Nach dem Konzil von Trient (1545 und 1563) gewann das Fest als „antiprotestantische Demonstration“ an Bedeutung. Doch gegenseitige Provokationen gehören inzwischen der Vergangenheit an. Mit Blick auf die traditionellen Fronleichnamsprozessionen eint katholische und evangelische Christen das biblische Bild vom „wandernden Gottesvolk“, dessen Mitte Christus als das „Brot des Lebens“ ist. Ein wirklich ökumenisches Fest ist es aber trotzdem nicht. Dazu ist in beiden Konfessionen das theologische Verständnis des Abendmahls, das im Zentrum der Fronleichnamsfeier steht, zu unterschiedlich. Fronleichnam ist gesetzlicher Feiertag in den Bundesländern Baden-Württemberg, Bayern, Hessen, Nordrhein-Westfalen, Rheinland-Pfalz, Saarland sowie in ausgewählten Gemeinden in Sachsen und Thüringen.

Fronleichnam in NRW: In diesem Jahr fallen die traditionellen Prozessionen an Fronleichnam wegen der Corona-Krise in nordrhein-westfälischen Gemeinden weitgehend aus. So hat das Bistum Aachen Prozessionen für seine Gemeinden abgesagt, das Erzbistum Köln schließt diese „nicht kategorisch aus“, allerdings gehöre dazu ein mit den örtlichen Behörden abzustimmendes Sicherheitskonzept mit Mindestabstand und Kontrolle einer maximalen Teilnehmerzahl. Das Erzbistum Paderborn und die Diözese Münster raten ihren Pfarreien zum Verzicht auf den Brauch. Das Bistum Essen überlässt die Entscheidung den Verantwortlichen vor Ort, geht aber davon aus, dass Prozessionen nicht stattfinden. Vielerorts wird es stattdessen Gottesdienste unter freiem Himmel geben: So hält der Kölner Kardinal Rainer Maria Woelki an Fronleichnam am 11. Juni um 10.00 Uhr eine Messe auf dem Roncalliplatz vor dem Kölner Dom, in Paderborn gibt es um 10.00 Uhr einen Gottesdienst auf dem Domplatz mit Erzbischof Hans-Josef Becker und 100 Teilnehmern und auf dem Domplatz in Münster beginnt um 11.00 Uhr eine Feier unter freiem Himmel. Das Bistum betont, dass bei Freiluft-Gottesdiensten der Mindestabstand und die Hygieneregeln eingehalten werden müssen. Der Veranstaltungsort müsse umgrenzt sein, um die Teilnehmerzahl kontrollieren zu können. Die Diözese empfiehlt ihren Pfarreien, solche Feiern mit der Kommune abzusprechen.

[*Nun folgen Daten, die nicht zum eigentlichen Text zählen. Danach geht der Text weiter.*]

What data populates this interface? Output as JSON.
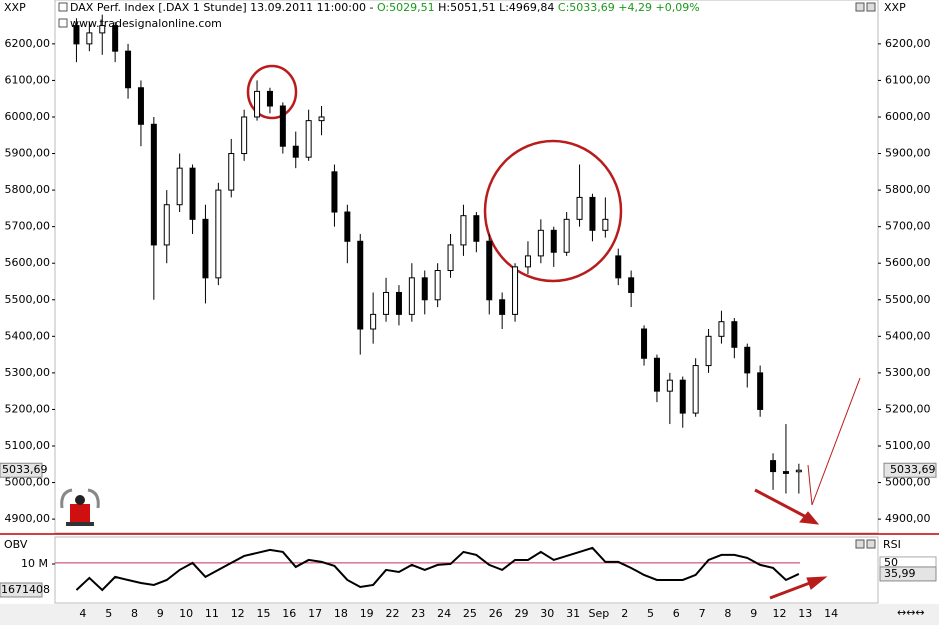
{
  "header": {
    "symbol_left": "XXP",
    "symbol_right": "XXP",
    "title": "DAX Perf. Index [.DAX  1 Stunde] 13.09.2011 11:00:00 -",
    "open_text": "O:5029,51",
    "hl_text": "H:5051,51 L:4969,84",
    "close_text": "C:5033,69 +4,29 +0,09%",
    "watermark": "www.tradesignalonline.com"
  },
  "chart_data": [
    {
      "type": "candlestick",
      "categories": [
        "4",
        null,
        "5",
        null,
        "8",
        null,
        "9",
        null,
        "10",
        null,
        "11",
        null,
        "12",
        null,
        "15",
        null,
        "16",
        null,
        "17",
        null,
        "18",
        null,
        "19",
        null,
        "22",
        null,
        "23",
        null,
        "24",
        null,
        "25",
        null,
        "26",
        null,
        "29",
        null,
        "30",
        null,
        "31",
        null,
        "Sep",
        null,
        "2",
        null,
        "5",
        null,
        "6",
        null,
        "7",
        null,
        "8",
        null,
        "9",
        null,
        "12",
        null,
        "13",
        null,
        "14",
        null
      ],
      "open": [
        6250,
        6200,
        6230,
        6250,
        6180,
        6080,
        5980,
        5650,
        5760,
        5860,
        5720,
        5560,
        5800,
        5900,
        6000,
        6070,
        6030,
        5920,
        5890,
        5990,
        5850,
        5740,
        5660,
        5420,
        5460,
        5520,
        5460,
        5560,
        5500,
        5580,
        5650,
        5730,
        5660,
        5500,
        5460,
        5590,
        5620,
        5690,
        5630,
        5720,
        5780,
        5690,
        5620,
        5560,
        5420,
        5340,
        5250,
        5280,
        5190,
        5320,
        5400,
        5440,
        5370,
        5300,
        5060,
        5030,
        5029.51,
        null,
        null,
        null
      ],
      "high": [
        6270,
        6260,
        6280,
        6260,
        6200,
        6100,
        6000,
        5800,
        5900,
        5870,
        5760,
        5820,
        5940,
        6020,
        6100,
        6080,
        6040,
        5960,
        6020,
        6030,
        5870,
        5760,
        5680,
        5520,
        5560,
        5540,
        5600,
        5580,
        5600,
        5680,
        5760,
        5740,
        5680,
        5520,
        5600,
        5660,
        5720,
        5700,
        5740,
        5870,
        5790,
        5780,
        5640,
        5580,
        5430,
        5350,
        5300,
        5290,
        5340,
        5420,
        5470,
        5450,
        5380,
        5320,
        5080,
        5160,
        5051.51,
        null,
        null,
        null
      ],
      "low": [
        6150,
        6180,
        6170,
        6150,
        6050,
        5920,
        5500,
        5600,
        5740,
        5680,
        5490,
        5540,
        5780,
        5880,
        5990,
        6010,
        5900,
        5860,
        5880,
        5950,
        5700,
        5600,
        5350,
        5380,
        5440,
        5430,
        5440,
        5460,
        5480,
        5560,
        5620,
        5630,
        5460,
        5420,
        5440,
        5570,
        5600,
        5590,
        5620,
        5700,
        5660,
        5670,
        5540,
        5480,
        5320,
        5220,
        5160,
        5150,
        5180,
        5300,
        5380,
        5340,
        5260,
        5180,
        4980,
        4970,
        4969.84,
        null,
        null,
        null
      ],
      "close": [
        6200,
        6230,
        6250,
        6180,
        6080,
        5980,
        5650,
        5760,
        5860,
        5720,
        5560,
        5800,
        5900,
        6000,
        6070,
        6030,
        5920,
        5890,
        5990,
        6000,
        5740,
        5660,
        5420,
        5460,
        5520,
        5460,
        5560,
        5500,
        5580,
        5650,
        5730,
        5660,
        5500,
        5460,
        5590,
        5620,
        5690,
        5630,
        5720,
        5780,
        5690,
        5720,
        5560,
        5520,
        5340,
        5250,
        5280,
        5190,
        5320,
        5400,
        5440,
        5370,
        5300,
        5200,
        5030,
        5025,
        5033.69,
        null,
        null,
        null
      ],
      "ylim": [
        4862,
        6320
      ],
      "yticks": [
        {
          "value": 4900,
          "label": "4900,00"
        },
        {
          "value": 5000,
          "label": "5000,00"
        },
        {
          "value": 5100,
          "label": "5100,00"
        },
        {
          "value": 5200,
          "label": "5200,00"
        },
        {
          "value": 5300,
          "label": "5300,00"
        },
        {
          "value": 5400,
          "label": "5400,00"
        },
        {
          "value": 5500,
          "label": "5500,00"
        },
        {
          "value": 5600,
          "label": "5600,00"
        },
        {
          "value": 5700,
          "label": "5700,00"
        },
        {
          "value": 5800,
          "label": "5800,00"
        },
        {
          "value": 5900,
          "label": "5900,00"
        },
        {
          "value": 6000,
          "label": "6000,00"
        },
        {
          "value": 6100,
          "label": "6100,00"
        },
        {
          "value": 6200,
          "label": "6200,00"
        }
      ],
      "last_value": 5033.69,
      "last_label": "5033,69",
      "color": "#000000"
    },
    {
      "type": "line",
      "ylabel": "OBV",
      "y2label": "RSI",
      "ylim": [
        -2500000,
        18650000
      ],
      "yticks": [
        {
          "value": 10000000,
          "label": "10 M"
        }
      ],
      "last_obv": 1671408,
      "y2lim": [
        -1,
        83
      ],
      "y2ticks": [
        50
      ],
      "grid_color": "#c0306a",
      "color": "#000000",
      "axis": "y2",
      "values": [
        15.6,
        30.9,
        15.6,
        32.2,
        28.3,
        24.5,
        22.0,
        28.3,
        41.1,
        50,
        32.2,
        41.1,
        50,
        58.9,
        62.7,
        66.6,
        64.0,
        44.9,
        53.8,
        51.3,
        46.2,
        28.3,
        19.4,
        22.0,
        41.1,
        38.5,
        47.5,
        41.1,
        47.5,
        48.7,
        64.0,
        60.2,
        47.5,
        41.1,
        53.8,
        53.8,
        64.0,
        53.8,
        58.9,
        64.0,
        69.1,
        51.3,
        51.3,
        43.6,
        34.7,
        28.3,
        28.3,
        28.3,
        34.7,
        53.8,
        60.2,
        60.2,
        56.4,
        47.5,
        43.6,
        28.3,
        35.99,
        null,
        null,
        null
      ],
      "last_value": 35.99,
      "last_label": "35,99"
    }
  ]
}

Fronleichnam in Bonn: Begangen wird das Fest um 10:00 Uhr mit einem von Stadtdechant Dr. Wolfgang Picken gefeierten Open-Air-Gottesdienst im Garten von St. Remigius, Brüdergasse 8, 53111 Bonn (L1: Dtn 8,2-3.14b-16a, L2: 1 Kor 10,16-17, Ev: Joh 6,51-58). Weitere Fronleichnamsgottesdienste finden um 13:15 Uhr in St. Remigius statt (Mittagsgebet fällt aus), ebenso um 18 Uhr. Kontakt: Kath. Kirchengemeinde St. Martin, Gangolfstraße 14, 53111 Bonn, Tel. 0228 / 9858842, E-Mail: presse@katholisch-bonn.de, Internet: https://www.bonner-muenster.de.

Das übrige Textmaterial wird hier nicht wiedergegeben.